Community 'Outing' of RSOs
Increasingly, the internet and in particular social media are being used in efforts to actively identify Registered Sex Offenders (RSOs) within communities, commonly referred to as ‘Outing’ of RSOs, and organise public protests to target them at their home addresses. While local residents may see this as responsible and community minded action, it actually undermines the significant efforts undertaken by Police and partners to manage RSOs
Police and partners have a legal responsibility under MAPPA to manage all RSOs living in communities. This is achieved by working together to assess the risk posed by each RSO and implementation of tailored Risk Management Plans with appropriate measures to manage those risks. This may include measures of support which provide a level of stability, which in turn reduces risk.
As a result, the majority of RSOs do not present a high risk of serious sexual harm and their sexual re-offending rate is extremely low – significantly lower in comparison to other types of offenders.
With very few exceptions, RSOs are entitled to live in any property they own or are otherwise accommodated in by a Local Authority or other housing provider.
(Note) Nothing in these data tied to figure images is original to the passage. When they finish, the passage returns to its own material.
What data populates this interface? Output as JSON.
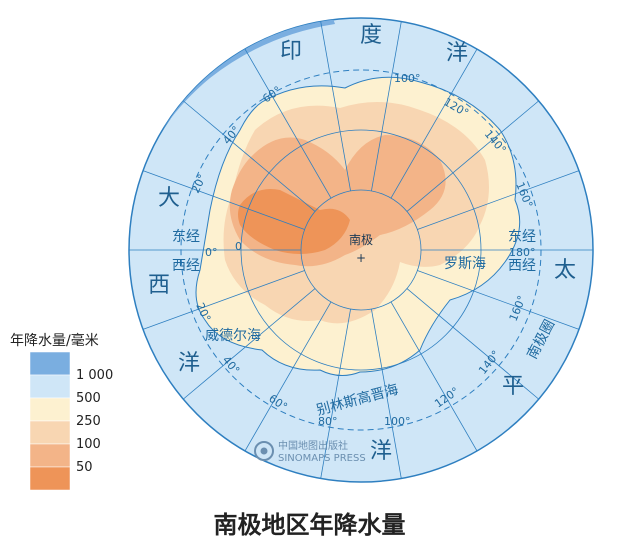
{
  "title": "南极地区年降水量",
  "legend": {
    "title": "年降水量/毫米",
    "classes": [
      {
        "color": "#7aaee0"
      },
      {
        "color": "#cfe6f7"
      },
      {
        "color": "#fdf1d0"
      },
      {
        "color": "#f8d6b2"
      },
      {
        "color": "#f3b488"
      },
      {
        "color": "#ee9458"
      }
    ],
    "breaks": [
      "1 000",
      "500",
      "250",
      "100",
      "50"
    ]
  },
  "oceans": {
    "indian_1": "印",
    "indian_2": "度",
    "indian_3": "洋",
    "atlantic_1": "大",
    "atlantic_2": "西",
    "atlantic_3": "洋",
    "pacific_1": "太",
    "pacific_2": "平",
    "pacific_3": "洋"
  },
  "seas": {
    "ross": "罗斯海",
    "weddell": "威德尔海",
    "bellingshausen": "别林斯高晋海"
  },
  "polar_circle": "南极圈",
  "pole": "南极",
  "longitudes": {
    "east_label": "东经",
    "west_label": "西经",
    "zero": "0°",
    "zero_plain": "0",
    "e20": "20°",
    "e40": "40°",
    "e60": "60°",
    "e100": "100°",
    "e120": "120°",
    "e140": "140°",
    "e160": "160°",
    "e180": "180°",
    "w20": "20°",
    "w40": "40°",
    "w60": "60°",
    "w80": "80°",
    "w100": "100°",
    "w120": "120°",
    "w140": "140°",
    "w160": "160°"
  },
  "watermark": {
    "cn": "中国地图出版社",
    "en": "SINOMAPS PRESS"
  }
}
Their addresses undergo stringent assessment by MAPPA partners, to ensure every reasonable precaution has been taken to safeguard both the local community and the offender.
Housing is recognised as a critical factor in providing stability, which can help to reduce any risk posed by such offenders.
The practice of identifying RSOs and ‘outing’ them via social media, protesting outside their homes and physically confronting them can have a destabilising effect which significantly impacts on the ability of the police and partners to manage them effectively in the community. It also requires the deployment of additional policing resources reducing the ability to respond quickly and effectively to other calls for police assistance within communities.
While most protests are peaceful, there have been instances whereby property has been damaged and individuals assaulted or threatened with physical violence. There have also been instances of mistaken identity resulting in innocent parties being targeted and their property damaged by members of their own local communities.
We would ask people to consider the potential consequences of their actions. Criminal behaviour will not be tolerated and those responsible will be arrested.